Rabattverträge: GKV spart Milliarden ein
Durch Arzneimittelrabattverträge haben die gesetzlichen Krankenkassen insgesamt Minderausgaben von rund 3,6 Milliarden Euro verzeichnen können. Allein die AOK hat im vergangenen Jahr knapp 1,5 Milliarden Euro bei den Ausgaben einsparen können. "Nach 1,3 Milliarden Euro im Vorjahr haben wir das Ergebnis 2015 noch einmal verbessern können", sagte der Vorstandschef der AOK Baden-Württemberg und Verhandlungsführer für die bundesweiten AOK-Arzneimittelrabattverträge, Dr. Christopher Hermann, am Freitag (1. April) in Stuttgart.
Nach Darstellung des AOK-Vorstandschefs haben die Rabattverträge entscheidend dazu beigetragen, dass die AOK das vergangene Jahr mit einem leichten Plus abschließen konnte: "Durch die Arzneimittelrabattverträge haben die AOKs 2015 knapp elf Prozent bei den Arzneimittelausgaben einsparen können. Der GKV-Schnitt liegt bei 9,7 Prozent", so Hermann.

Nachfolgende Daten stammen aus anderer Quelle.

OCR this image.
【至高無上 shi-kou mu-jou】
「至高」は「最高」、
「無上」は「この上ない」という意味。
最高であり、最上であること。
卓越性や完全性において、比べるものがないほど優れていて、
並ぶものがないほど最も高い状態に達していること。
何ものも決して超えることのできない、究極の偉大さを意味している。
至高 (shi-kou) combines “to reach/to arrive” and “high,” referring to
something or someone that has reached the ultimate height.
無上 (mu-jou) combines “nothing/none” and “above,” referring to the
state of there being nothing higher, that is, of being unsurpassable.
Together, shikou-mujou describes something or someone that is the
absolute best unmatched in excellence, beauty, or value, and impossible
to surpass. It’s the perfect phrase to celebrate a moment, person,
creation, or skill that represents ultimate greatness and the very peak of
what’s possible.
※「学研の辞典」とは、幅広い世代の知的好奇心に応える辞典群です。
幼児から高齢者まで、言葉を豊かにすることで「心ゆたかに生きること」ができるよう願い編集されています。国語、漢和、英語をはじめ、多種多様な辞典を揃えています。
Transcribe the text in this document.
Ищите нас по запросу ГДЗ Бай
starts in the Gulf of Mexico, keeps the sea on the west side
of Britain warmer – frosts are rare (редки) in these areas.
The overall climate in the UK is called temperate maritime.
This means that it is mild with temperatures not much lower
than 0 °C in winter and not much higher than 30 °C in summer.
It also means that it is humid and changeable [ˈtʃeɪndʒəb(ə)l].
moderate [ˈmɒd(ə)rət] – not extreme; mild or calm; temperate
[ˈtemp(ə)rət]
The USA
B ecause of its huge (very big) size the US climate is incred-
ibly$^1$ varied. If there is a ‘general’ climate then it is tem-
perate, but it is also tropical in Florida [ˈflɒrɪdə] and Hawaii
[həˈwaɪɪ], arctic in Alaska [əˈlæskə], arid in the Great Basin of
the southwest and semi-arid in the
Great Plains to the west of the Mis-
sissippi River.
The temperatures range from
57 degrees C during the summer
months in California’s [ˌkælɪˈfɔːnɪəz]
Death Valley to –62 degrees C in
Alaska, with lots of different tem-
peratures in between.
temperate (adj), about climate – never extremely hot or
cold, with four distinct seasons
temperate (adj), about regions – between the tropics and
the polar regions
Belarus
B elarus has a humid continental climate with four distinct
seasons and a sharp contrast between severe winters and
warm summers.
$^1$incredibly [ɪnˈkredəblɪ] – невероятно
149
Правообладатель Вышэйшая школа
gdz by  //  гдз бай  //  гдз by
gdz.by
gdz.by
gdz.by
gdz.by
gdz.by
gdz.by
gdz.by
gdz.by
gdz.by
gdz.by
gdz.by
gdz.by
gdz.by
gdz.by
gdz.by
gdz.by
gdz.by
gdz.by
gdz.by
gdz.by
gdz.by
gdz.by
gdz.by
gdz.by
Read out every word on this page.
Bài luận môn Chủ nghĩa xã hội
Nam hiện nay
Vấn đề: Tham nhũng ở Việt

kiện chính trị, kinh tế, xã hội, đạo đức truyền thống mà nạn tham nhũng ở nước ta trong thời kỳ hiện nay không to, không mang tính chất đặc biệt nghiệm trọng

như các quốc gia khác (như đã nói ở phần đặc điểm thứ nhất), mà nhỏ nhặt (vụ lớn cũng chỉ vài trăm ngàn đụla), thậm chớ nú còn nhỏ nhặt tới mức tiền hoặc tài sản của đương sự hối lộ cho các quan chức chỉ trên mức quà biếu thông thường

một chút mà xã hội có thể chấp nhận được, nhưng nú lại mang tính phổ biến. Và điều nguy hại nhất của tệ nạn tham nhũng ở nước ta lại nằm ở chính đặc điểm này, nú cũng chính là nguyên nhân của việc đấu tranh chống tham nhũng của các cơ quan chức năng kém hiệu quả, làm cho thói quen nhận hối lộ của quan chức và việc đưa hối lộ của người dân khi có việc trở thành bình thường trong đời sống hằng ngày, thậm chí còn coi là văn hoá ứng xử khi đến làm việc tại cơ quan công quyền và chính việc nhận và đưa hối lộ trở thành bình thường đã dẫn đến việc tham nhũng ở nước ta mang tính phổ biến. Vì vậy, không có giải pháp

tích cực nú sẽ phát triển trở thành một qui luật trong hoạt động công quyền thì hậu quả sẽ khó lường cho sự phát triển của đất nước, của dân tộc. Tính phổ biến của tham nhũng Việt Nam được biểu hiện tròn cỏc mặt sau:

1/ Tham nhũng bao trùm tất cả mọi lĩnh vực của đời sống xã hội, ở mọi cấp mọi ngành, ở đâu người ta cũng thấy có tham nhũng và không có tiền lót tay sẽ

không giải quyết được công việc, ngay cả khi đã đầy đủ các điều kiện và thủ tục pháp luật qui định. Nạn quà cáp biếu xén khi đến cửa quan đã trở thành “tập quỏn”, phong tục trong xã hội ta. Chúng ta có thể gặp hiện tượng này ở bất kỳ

Durch gesetzgeberische Maßnahmen aus dieser Legislaturperiode prognostizieren Experten einen Ausgabenanstieg im Gesundheitswesen um bis zu 40 Milliarden Euro. Dazu tragen auch die Entwicklungen im Arzneimittelbereich bei. Hermann: "Auch vor diesem Hintergrund sind die bewährten Rabattverträge ein unverzichtbares Instrument, mit dem eine Krankenkasse ihre Arzneimittelausgaben individuell besser steuern kann."